There is no evidence that the Champs-Élysées attack changed a single vote, and I firmly predict the same will be true of tonight’s attacks in London, just as they were true of the previous attack in Manchester.
As it happens there were widespread claims after the Manchester attack that it would work to the advantage of Prime Minister Theresa May. There is no evidence that it did, and following the attack Theresa May’s lead in the opinion polls continued to shrink.
I would add that Western electorates act with similar sangfroid in response to violence during elections which does not involve Jihadi terrorists. During the British Brexit referendum the murder of Jo Cox, a Labour MP who supported Remain, was widely expected to help Remain win. Instead Remain lost, and it was Leave which won.
In modern Western societies elections are decided overwhelmingly on economic issues, with Western voters voting in the way which they believe will either protect or improve their living standards. Security issues barely impact on them unless the threat is so overwhelming as to disrupt immediately the normal flow of life. Sporadic terrorist incidents like those which have just happened in London do not do that, which is why their effect on elections is so minimal.
The only possible circumstance in which a terrorist incident might affect the outcome of an election is if one of the politicians who is standing for election visibly mishandles it.
This happened during the Spanish general election of 2004, when the outgoing right wing government of Prime Minister José María Aznar falsely claimed that bomb attacks targeting Madrid’s commuter train system, which happened shortly before the election and which left hundreds of people dead, were the work of Basque separatists rather than Al-Qaeda. The claim was widely and correctly disbelieved, resulting in widespread protests and a popular backlash against the government, which caused it to lose an election it had been universally expected to win.

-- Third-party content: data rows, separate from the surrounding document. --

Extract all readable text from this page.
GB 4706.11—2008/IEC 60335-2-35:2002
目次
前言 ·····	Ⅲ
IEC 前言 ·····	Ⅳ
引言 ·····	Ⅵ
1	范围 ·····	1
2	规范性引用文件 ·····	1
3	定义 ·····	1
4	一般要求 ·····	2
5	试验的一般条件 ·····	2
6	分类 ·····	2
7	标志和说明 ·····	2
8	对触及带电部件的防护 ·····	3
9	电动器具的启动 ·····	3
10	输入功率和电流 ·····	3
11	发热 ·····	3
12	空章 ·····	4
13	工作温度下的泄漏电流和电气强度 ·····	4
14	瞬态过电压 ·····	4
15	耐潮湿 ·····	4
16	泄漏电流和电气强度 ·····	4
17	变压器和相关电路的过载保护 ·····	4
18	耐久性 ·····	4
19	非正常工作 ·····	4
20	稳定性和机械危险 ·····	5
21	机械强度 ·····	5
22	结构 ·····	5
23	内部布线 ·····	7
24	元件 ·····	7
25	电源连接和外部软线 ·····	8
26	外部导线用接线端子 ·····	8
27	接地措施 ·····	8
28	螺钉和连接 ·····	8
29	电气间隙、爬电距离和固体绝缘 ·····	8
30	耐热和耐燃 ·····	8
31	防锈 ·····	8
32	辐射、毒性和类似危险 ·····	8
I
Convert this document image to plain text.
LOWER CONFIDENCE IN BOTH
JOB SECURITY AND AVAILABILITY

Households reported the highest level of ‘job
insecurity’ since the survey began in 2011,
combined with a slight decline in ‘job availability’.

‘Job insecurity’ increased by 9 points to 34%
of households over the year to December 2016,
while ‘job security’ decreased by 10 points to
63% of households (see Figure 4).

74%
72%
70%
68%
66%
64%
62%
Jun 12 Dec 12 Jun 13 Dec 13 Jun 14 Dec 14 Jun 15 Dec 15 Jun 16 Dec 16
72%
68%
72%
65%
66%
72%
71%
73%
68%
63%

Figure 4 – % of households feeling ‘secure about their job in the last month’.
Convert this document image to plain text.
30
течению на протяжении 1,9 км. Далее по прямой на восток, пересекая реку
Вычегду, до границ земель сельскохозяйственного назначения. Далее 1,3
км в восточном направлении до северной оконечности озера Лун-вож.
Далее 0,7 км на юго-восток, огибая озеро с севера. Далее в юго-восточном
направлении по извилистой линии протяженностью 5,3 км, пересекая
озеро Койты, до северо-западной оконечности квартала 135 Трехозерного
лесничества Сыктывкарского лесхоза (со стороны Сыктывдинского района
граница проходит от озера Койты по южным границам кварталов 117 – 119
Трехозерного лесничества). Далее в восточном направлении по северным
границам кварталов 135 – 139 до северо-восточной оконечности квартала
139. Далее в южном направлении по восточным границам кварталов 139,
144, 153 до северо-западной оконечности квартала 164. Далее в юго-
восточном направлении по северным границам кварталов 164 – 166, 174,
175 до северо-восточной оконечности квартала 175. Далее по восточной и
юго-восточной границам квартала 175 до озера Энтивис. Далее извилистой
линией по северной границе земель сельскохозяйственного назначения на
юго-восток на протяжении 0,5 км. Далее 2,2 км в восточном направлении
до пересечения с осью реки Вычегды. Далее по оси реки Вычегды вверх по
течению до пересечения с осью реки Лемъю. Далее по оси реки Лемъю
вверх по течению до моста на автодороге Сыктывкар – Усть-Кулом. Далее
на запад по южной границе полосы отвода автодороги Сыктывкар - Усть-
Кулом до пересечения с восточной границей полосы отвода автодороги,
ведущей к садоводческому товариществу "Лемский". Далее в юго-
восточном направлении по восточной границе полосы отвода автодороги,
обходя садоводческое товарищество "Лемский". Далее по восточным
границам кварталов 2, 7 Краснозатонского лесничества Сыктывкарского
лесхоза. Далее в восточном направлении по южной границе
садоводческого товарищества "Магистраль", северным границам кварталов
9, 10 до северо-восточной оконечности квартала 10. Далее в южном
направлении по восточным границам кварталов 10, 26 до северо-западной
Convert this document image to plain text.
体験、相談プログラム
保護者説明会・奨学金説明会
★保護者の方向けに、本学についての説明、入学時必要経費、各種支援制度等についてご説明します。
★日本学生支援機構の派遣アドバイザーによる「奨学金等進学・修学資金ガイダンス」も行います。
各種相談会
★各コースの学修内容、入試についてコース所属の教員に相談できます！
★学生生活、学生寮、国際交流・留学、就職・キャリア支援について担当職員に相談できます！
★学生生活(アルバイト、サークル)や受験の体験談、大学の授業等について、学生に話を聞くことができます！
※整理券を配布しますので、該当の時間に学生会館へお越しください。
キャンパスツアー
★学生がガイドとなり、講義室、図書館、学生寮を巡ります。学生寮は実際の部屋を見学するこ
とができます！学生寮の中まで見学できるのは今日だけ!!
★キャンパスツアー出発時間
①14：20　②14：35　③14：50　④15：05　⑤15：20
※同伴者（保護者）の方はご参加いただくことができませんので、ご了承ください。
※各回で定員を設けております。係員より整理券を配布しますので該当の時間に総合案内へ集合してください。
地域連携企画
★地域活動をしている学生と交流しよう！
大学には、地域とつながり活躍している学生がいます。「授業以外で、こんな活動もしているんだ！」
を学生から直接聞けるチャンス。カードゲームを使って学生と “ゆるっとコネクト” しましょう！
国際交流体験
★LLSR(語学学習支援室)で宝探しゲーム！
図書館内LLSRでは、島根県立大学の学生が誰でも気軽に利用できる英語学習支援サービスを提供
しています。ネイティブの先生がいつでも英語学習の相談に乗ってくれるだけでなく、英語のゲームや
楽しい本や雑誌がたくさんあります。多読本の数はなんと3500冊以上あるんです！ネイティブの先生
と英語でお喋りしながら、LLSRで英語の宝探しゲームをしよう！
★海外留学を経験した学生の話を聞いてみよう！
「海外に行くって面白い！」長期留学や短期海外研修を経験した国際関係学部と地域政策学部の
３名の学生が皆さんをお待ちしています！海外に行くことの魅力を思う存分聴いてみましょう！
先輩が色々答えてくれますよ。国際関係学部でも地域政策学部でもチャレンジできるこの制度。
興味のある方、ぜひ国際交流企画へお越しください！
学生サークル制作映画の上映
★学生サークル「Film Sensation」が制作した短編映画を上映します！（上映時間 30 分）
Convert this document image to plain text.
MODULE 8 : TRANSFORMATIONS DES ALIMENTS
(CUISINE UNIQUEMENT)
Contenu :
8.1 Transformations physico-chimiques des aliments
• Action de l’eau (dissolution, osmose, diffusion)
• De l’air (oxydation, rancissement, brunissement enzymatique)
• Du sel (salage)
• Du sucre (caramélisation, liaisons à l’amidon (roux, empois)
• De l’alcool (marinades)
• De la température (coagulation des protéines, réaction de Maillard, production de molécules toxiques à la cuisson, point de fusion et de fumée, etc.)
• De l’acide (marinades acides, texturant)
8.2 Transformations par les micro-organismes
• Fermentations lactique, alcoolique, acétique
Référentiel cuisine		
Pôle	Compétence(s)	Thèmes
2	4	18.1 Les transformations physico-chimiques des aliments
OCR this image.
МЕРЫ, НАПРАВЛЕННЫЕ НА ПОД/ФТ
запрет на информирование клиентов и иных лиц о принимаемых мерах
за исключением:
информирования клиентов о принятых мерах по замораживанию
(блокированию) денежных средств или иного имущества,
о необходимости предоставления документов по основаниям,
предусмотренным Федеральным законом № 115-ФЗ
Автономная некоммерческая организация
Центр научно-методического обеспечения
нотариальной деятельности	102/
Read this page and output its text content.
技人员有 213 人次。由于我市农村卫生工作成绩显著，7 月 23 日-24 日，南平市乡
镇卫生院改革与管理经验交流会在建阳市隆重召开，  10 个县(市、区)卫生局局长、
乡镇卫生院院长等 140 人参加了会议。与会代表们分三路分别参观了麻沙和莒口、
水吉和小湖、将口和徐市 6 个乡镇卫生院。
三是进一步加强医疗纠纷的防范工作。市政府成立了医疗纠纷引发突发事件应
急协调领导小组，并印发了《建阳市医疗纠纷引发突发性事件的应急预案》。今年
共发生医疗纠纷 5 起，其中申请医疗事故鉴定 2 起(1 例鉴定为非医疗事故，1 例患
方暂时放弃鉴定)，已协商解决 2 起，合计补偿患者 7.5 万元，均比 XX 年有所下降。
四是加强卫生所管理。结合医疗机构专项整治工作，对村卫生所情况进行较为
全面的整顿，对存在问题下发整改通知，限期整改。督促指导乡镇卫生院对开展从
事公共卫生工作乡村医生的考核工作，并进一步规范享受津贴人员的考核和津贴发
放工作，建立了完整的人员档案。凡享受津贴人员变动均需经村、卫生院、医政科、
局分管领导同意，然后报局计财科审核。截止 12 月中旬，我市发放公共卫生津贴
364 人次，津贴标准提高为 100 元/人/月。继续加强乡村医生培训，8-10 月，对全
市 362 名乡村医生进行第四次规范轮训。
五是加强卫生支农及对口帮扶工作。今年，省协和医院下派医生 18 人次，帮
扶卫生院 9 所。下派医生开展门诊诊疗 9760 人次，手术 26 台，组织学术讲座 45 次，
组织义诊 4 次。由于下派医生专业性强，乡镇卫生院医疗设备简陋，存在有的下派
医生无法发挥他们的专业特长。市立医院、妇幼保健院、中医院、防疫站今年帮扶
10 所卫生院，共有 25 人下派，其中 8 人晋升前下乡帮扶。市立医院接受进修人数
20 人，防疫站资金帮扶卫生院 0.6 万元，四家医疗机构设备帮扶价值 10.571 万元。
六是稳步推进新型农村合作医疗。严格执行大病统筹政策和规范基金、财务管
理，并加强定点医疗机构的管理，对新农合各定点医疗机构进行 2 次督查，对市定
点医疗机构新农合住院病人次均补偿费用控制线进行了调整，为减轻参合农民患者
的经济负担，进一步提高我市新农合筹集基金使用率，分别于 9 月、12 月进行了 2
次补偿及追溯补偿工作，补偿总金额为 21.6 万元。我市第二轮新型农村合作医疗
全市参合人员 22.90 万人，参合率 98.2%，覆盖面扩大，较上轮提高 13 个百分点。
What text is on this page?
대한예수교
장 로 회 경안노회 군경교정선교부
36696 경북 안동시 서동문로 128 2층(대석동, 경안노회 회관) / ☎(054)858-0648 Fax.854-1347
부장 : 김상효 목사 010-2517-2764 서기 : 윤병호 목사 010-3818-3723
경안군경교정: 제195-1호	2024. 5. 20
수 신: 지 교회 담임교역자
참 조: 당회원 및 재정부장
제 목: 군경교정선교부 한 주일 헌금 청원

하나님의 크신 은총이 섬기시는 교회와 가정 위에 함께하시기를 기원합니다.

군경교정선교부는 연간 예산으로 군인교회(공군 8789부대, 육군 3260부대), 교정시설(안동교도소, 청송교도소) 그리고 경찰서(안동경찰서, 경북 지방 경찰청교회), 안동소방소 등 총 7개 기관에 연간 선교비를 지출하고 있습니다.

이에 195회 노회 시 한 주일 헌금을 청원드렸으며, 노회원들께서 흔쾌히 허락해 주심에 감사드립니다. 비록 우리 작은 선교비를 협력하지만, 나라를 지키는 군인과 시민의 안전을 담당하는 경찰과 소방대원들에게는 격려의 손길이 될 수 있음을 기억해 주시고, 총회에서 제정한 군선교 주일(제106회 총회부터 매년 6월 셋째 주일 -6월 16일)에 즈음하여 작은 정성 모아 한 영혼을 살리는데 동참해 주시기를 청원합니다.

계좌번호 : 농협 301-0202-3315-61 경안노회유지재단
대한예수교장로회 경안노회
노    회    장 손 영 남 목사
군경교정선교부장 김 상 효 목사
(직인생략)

There is no possibility of anything like that happening on this occasion. Not only is there little doubt as to the identity of the organisation which has perpetrated the London terrorist attacks, but both Prime Minister Theresa May and Labour leader Jeremy Corbyn are well experienced in responding properly to these sort of attacks. Neither of them is going to make the sort of mistake which was made by Aznar and his colleagues in Spain 13 years ago and which could lose them votes.
The terrorist attacks on London will result in a reduction in campaigning in the last days of the election. Contrary to some claims, I doubt this will affect the outcome of the election to any degree, or cause the Labour campaign, which has been visibly gaining momentum, to stall.
By now most people in Britain have already made up their minds about Theresa May and Jeremy Corbyn, and have decided how they are going to vote. Those who are still undecided almost certainly will not make their decision because of anything that happens in the last few days of the campaign. Polling studies show that last minute decisions by voters hardly depend on that.
The universal consensus about this British election is anyway that its outcome will be decided by the extent of Labour’s success in getting young people – who are leaning strongly towards the party – to come out and vote. That points to the importance of canvassing on the eve of the election rather than campaigning, and that will be unaffected by any reduction in campaigning in the election’s last few days.
If ISIS actually believes that terrorist incidents of the sort which its followers have just carried out in London are going to influence or change the outcome of the British election, then it is deluding itself.
As it happens I doubt ISIS believes this. Its primary purpose in carrying out attacks like these is not in my opinion to intimidate Western voters or to panic them into voting differently from how they would otherwise vote. It is to impress on young Muslims ISIS’s strength, and its ability to intrude itself onto the British political process by carrying out attacks on the British mainland during a British election.
In that unfortunately ISIS has been only too successful, which is why it remains the supremely dangerous organisation that it is.